L’omosessualità non è una malattia

L’omosessualità non è una malattia

Dal 1990 ai giorni nostri: una Comunità arcobaleno sempre in costante lotta

Il 17 maggio 1990 l’Organizzazione Mondiale della Sanità (OMS) cancella dall’elenco delle malattie mentali l’omosessualità. L’OMS stessa ha iniziato a definirla come una “una variante naturale del comportamento umano”. Questo è considerato un evento epocale, tant’è che, quattordici anni dopo, viene istituita, proprio il 17 Maggio, “La giornata mondiale contro l’omofobia” (attualmente “La giornata mondiale contro l’omofobia, la transfobia, e la bifobia”) chiamata, in lingua inglese, “International Day Against Homophobia (IDAHO)” che, ancora oggi, è ricordata in diversi paesi del mondo, non solo da associazioni, ma anche da aziende, scuole, università e cariche dello Stato (in Italia è netta e forte la presa di posizione del Presidente della Repubblica Sergio Mattarella, di cui sono chiari i riferimenti alla Costituzione ed, in particolare, alla transfobia, di cui, spesso, si cerca di evitare di parlare).

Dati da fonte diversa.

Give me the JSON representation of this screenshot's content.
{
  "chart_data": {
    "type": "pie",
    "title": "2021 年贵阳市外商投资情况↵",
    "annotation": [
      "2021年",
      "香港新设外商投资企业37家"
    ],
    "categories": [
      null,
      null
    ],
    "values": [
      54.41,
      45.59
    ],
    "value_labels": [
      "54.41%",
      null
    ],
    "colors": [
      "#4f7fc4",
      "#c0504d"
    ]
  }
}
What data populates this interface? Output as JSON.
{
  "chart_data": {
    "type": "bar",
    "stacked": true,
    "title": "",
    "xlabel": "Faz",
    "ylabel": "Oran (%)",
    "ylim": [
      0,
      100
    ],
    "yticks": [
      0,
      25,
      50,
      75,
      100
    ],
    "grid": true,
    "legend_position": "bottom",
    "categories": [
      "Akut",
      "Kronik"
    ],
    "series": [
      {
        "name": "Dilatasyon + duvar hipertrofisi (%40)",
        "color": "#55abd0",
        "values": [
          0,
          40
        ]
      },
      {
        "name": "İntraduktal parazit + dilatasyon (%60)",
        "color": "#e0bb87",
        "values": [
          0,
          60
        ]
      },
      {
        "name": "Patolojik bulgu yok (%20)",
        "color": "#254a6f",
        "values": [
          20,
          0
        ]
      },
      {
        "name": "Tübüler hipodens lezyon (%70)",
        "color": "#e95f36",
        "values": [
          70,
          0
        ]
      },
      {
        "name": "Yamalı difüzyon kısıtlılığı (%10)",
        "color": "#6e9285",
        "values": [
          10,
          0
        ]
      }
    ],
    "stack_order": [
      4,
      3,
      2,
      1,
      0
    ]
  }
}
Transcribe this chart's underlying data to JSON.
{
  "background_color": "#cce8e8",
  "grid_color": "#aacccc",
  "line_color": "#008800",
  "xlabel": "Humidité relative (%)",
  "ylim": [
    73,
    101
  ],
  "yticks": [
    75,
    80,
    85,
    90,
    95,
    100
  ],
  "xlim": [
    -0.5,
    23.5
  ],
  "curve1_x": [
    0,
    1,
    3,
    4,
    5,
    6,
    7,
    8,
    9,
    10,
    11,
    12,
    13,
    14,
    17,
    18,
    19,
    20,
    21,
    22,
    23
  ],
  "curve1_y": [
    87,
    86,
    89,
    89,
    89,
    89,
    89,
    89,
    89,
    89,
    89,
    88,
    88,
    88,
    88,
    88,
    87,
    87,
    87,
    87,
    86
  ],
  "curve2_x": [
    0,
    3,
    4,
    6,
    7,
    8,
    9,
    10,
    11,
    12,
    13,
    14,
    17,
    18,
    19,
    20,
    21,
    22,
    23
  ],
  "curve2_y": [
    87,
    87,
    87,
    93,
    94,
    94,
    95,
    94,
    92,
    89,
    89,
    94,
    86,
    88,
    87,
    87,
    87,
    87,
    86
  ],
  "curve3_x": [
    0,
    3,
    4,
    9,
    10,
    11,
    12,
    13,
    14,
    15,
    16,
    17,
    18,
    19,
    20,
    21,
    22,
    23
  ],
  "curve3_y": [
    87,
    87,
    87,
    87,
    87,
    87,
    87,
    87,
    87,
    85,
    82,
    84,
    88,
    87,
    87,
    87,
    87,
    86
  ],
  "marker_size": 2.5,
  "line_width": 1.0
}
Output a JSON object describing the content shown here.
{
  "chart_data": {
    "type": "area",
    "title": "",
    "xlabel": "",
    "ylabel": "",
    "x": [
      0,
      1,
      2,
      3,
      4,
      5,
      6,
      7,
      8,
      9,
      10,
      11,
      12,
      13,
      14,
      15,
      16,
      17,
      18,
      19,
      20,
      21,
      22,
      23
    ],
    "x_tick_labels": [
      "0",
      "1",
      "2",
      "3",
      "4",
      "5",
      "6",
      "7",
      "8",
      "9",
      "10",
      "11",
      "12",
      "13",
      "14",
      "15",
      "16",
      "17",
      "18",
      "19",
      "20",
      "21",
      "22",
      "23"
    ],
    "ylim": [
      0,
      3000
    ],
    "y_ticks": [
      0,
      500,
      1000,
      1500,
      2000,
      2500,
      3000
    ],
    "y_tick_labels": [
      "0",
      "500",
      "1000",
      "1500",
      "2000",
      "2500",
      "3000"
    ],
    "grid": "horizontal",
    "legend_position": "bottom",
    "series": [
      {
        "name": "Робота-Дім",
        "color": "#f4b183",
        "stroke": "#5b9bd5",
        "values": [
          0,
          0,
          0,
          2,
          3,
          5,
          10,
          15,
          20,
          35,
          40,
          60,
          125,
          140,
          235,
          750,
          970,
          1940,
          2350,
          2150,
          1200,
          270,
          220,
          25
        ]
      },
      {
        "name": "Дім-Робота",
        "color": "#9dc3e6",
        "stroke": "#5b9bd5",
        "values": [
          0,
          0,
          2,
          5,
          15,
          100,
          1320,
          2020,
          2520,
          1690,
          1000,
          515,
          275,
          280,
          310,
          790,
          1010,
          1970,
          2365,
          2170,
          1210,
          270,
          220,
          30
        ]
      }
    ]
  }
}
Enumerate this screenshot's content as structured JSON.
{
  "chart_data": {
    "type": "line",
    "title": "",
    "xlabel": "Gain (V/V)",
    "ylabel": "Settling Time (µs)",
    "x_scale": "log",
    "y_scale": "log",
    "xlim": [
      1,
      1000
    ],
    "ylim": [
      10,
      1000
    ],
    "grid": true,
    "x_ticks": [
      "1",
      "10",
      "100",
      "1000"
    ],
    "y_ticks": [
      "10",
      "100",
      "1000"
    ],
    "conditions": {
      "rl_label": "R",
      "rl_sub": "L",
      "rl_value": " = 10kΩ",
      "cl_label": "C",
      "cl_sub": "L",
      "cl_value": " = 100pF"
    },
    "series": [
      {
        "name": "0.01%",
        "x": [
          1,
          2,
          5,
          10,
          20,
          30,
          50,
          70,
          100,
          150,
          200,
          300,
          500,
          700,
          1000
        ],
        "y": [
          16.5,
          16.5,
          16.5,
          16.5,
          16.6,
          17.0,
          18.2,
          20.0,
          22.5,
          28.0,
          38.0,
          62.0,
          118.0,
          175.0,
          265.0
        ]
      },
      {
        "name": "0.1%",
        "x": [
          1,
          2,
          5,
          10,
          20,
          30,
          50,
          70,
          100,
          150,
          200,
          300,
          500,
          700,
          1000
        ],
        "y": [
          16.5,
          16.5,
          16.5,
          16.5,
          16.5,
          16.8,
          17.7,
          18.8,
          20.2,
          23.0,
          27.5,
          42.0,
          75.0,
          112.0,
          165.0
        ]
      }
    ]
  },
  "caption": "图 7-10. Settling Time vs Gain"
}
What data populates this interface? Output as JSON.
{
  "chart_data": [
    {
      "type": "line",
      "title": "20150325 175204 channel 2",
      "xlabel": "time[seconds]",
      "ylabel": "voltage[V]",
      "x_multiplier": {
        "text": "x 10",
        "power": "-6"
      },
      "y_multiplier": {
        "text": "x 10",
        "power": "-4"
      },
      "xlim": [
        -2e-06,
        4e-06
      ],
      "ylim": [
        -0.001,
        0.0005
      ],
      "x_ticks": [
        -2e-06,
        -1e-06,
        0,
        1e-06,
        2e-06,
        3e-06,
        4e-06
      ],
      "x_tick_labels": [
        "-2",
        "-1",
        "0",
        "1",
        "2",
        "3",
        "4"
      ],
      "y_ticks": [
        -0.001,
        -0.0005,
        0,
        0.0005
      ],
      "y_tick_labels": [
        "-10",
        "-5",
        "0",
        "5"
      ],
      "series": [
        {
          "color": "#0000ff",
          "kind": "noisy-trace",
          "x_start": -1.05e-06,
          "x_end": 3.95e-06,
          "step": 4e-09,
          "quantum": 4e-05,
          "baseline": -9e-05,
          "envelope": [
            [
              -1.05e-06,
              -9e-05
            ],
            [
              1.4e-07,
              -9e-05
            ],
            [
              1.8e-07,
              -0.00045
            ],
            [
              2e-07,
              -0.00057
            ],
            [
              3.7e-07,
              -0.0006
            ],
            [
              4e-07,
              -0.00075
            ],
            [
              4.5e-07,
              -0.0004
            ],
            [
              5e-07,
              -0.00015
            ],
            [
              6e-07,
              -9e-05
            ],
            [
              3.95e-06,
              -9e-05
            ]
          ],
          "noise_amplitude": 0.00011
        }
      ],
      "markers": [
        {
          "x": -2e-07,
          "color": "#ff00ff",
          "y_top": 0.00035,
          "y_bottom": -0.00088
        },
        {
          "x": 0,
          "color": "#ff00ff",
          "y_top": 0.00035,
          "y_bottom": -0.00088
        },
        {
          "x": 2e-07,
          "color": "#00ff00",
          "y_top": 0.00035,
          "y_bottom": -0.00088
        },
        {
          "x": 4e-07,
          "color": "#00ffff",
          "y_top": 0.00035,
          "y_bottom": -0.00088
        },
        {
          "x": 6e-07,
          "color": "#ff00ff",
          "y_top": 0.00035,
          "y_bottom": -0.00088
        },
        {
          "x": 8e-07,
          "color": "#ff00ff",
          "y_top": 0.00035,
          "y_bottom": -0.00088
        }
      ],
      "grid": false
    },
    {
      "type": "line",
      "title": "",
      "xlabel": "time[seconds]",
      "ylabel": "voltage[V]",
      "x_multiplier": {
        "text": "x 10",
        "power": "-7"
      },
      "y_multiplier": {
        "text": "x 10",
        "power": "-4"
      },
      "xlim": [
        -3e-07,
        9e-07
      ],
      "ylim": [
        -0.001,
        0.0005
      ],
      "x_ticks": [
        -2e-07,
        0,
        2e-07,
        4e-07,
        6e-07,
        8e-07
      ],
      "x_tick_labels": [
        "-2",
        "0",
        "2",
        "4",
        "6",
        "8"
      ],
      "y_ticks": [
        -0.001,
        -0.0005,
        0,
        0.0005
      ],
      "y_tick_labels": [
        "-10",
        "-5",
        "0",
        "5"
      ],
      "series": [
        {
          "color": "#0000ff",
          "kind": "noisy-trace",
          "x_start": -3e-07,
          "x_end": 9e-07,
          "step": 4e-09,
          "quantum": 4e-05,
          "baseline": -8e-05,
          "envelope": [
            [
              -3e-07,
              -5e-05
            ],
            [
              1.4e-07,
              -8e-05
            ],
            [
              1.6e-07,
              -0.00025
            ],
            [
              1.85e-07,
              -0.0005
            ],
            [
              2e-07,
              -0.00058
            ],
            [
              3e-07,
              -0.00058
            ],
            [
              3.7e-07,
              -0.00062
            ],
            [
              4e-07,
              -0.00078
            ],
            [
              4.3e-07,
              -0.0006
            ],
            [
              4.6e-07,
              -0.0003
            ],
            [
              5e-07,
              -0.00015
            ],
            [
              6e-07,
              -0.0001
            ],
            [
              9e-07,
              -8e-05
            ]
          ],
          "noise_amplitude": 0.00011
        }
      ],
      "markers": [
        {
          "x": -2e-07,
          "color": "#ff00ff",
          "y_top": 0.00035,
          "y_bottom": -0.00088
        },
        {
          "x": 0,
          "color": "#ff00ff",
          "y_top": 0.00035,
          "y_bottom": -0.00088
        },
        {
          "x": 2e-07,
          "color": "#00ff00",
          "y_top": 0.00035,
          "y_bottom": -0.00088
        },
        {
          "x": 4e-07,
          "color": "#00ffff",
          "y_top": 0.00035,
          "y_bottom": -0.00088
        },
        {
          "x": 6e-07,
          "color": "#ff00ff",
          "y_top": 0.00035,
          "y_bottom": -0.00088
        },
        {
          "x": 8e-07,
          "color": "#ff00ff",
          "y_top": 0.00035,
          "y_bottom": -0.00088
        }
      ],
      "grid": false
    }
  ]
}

Quanto accaduto nel 1990 risulta essere un grande passo, ma forse non è abbastanza. Infatti, nonostante ciò, le persone appartenenti alla Comunità arcobaleno (LGBTQ+), in moltissimi paesi, compresa l’Italia, devono ancora lottare affinché si vedano garantiti quelli che dovrebbero essere diritti fondamentali. Diritti fondamentali di esseri umani, di persone come le altre, di persone che amano come amano tutte le altre, di persone che provano dei sentimenti, di persone che vogliono vivere una vita normale. Diritti che vengono negati a causa di soggetti/istituzioni ai cui occhi, chi appartiene Comunità arcobaleno non appare conforme a quelli che per loro sono gli “standard tradizionali”. Si viene ostacolati, denigrati, emarginati, insultati, picchiati, uccisi.

È a causa di tutto ciò, di questo odio nei loro confronti, che i membri LGBTQ+ devono spesso vivere nell’ombra, nascondersi dalle proprie famiglie, nascondersi quando camminano per la strada, a scuola, nello sport. Al giorno d’oggi, aprirsi non è ancora del tutto sicuro (si pensi alle repressioni violente in paesi islamici o in regimi dittatoriali, dove non ci si può esprimere o essere sé stessi, pena la morte).

Bisogna anche dire, però, che i passi in avanti sono stati molti, in diversi paesi razionali, non chiusi, dove ormai, da quasi più di vent’anni, ad esempio, vengono riconosciuti pieni diritti alle persone appartenenti alla Comunità arcobaleno come i matrimoni o il riconoscimento di figli/e con due mamme o due papà. D’altro canto, in Italia, non sta accadendo nulla di ciò; un paese dove si è ancora fermi alla Legge Cirinnà (Legge 20 maggio 2016 n.76) in merito alla “Regolamentazione delle unioni civili tra persone dello stesso sesso e disciplina delle convivenze”, un punto di partenza, ma non ancora il punto di arrivo sperato, anche in virtù del fatto che non si sia ancora istituita una Legge contro ogni forma di discriminazione verso la Comunità LGBTQ+.

Per questo, oggi, 2023, non si può stare in silenzio. Basti pensare ai dati preoccupanti su questo tema: l’Ansa riporta che il servizio telefonico (numero verde) contro l’omotransfobia (Gay Help Line) dichiara che, solo nell’ultimo anno, sono stati ricevuti 21mila contatti; Adnkronos riporta, invece, che le vittime di discriminazione e violenza, sempre nell’ultimo anno, sono state 165; preoccupante è anche la percentuale di giovani che subiscono violenze in famiglia dopo aver fatto coming out. Se si prendono in considerazione i dati di Arcigay nell’ultimo anno, sono stati tre gli omicidi, tre i suicidi e 133 “le storie di odio”; tutto questo tenendo conto dell’alto tasso di vittime che, per paura, non riescono a denunciare.

Se le istituzioni non adempiono correttamente ai loro doveri e non fanno nulla per porre fine a tutto questo clima di odio ingiustificato, saranno le associazioni, gli stessi membri e i loro sostenitori a combattere con il loro incessante lavoro di aiuto, di sostegno, di diffusione, nonostante le fatiche, nonostante le numerose difficoltà, con ogni mezzo a disposizione: da un semplice cartello, una bandiera, un post su social, un Pride nella propria città, un numero verde o un luogo di aggregazione, davvero ogni strumento possibile.

“Ne hai toccato uno, li hai toccati tutti”.